The crux of the current political problem for economic liberalisation is the nature of leadership within the central government and not ‘obstreperous’ allies or an ‘unhelpful’ opposition, it said.
“Slowing GDP growth and political roadblocks to economic policy making could put India at risk of losing its investment grade rating”, the S&P said in its report — Will India Be The First BRIC Fallen Angel?
Standard and Poor’s, which had lowered India’s rating outlook to ‘negative’ from ‘stable’ in April, said the Congress party is divided on economic policies and there is substantial opposition within the party to any serious liberalisation of the economy.
“Moreover, paramount political power rests with the leader of the Congress party, Sonia Gandhi, who holds no Cabinet position, while the government is led by an unelected Prime Minister Manmohan Singh, who lacks a political base of his own”, it said.
The S&P said the division of roles between “a political powerful” Congress president and an “appointed” prime minister “has weakened the framework for making policy, in our view.”
The S&P report led to substantial erosion of gains in the stock market in early trade and the BSE Sensex finally closed 51 points down.
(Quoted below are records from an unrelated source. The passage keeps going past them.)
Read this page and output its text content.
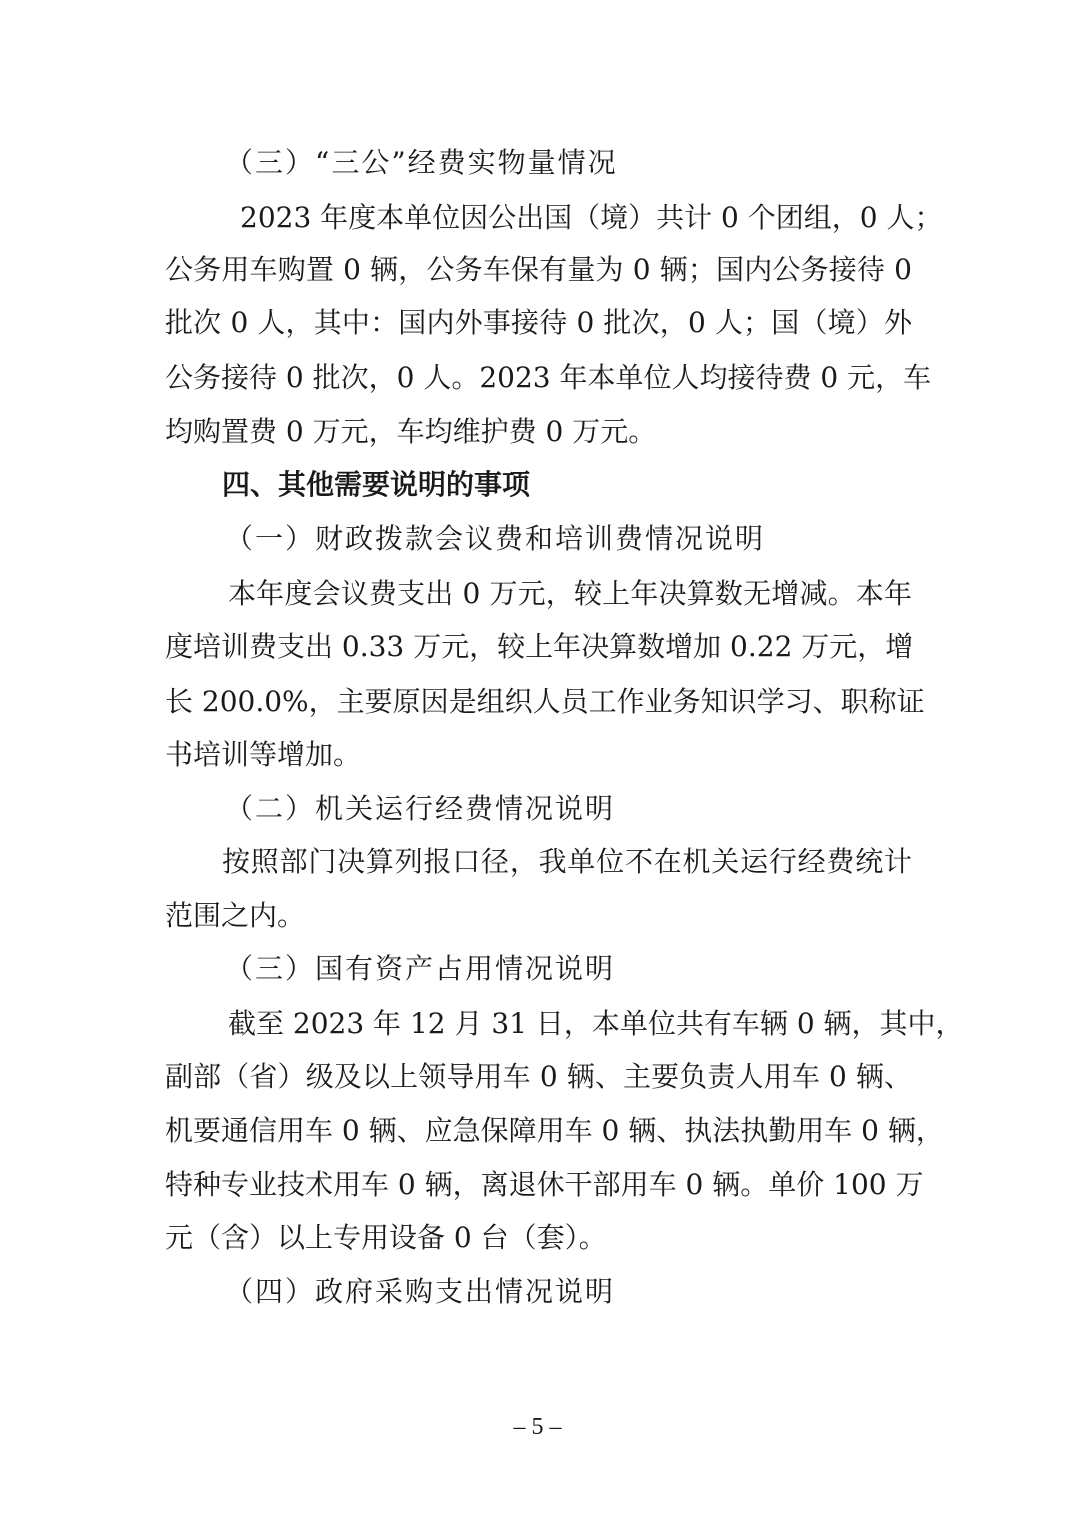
（三）“三公”经费实物量情况
2023 年度本单位因公出国（境）共计 0 个团组，0 人；
公务用车购置 0 辆，公务车保有量为 0 辆；国内公务接待 0
批次 0 人，其中：国内外事接待 0 批次，0 人；国（境）外
公务接待 0 批次，0 人。2023 年本单位人均接待费 0 元，车
均购置费 0 万元，车均维护费 0 万元。
四、其他需要说明的事项
（一）财政拨款会议费和培训费情况说明
本年度会议费支出 0 万元，较上年决算数无增减。本年
度培训费支出 0.33 万元，较上年决算数增加 0.22 万元，增
长 200.0%，主要原因是组织人员工作业务知识学习、职称证
书培训等增加。
（二）机关运行经费情况说明
按照部门决算列报口径，我单位不在机关运行经费统计
范围之内。
（三）国有资产占用情况说明
截至 2023 年 12 月 31 日，本单位共有车辆 0 辆，其中，
副部（省）级及以上领导用车 0 辆、主要负责人用车 0 辆、
机要通信用车 0 辆、应急保障用车 0 辆、执法执勤用车 0 辆，
特种专业技术用车 0 辆，离退休干部用车 0 辆。单价 100 万
元（含）以上专用设备 0 台（套）。
（四）政府采购支出情况说明
– 5 –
It also left a negative impact on rupee against dollar.
Setbacks or reversals in India’s path toward a more liberal economy, S&P’s credit analyst Joydeep Mukerji said, “could hurt its long-term growth prospects and, therefore, its credit quality.”
S&P had upgraded India to investment grade BBB rating in January 2007, after four years of above nine per cent growth.
BRIC refers to the high-growth economies of Brazil, Russia, India and China. The other three BRIC members enjoy a higher rating or outlook than India’s at present, S&P said.
The economic growth fell to a nine-year low of 5.3 per cent for the three months ending March 2012, while the overall growth for FY’12 stood at 6.5 per cent, lower than the 6.7 per cent clocked during the peak of the credit crisis in the Western world.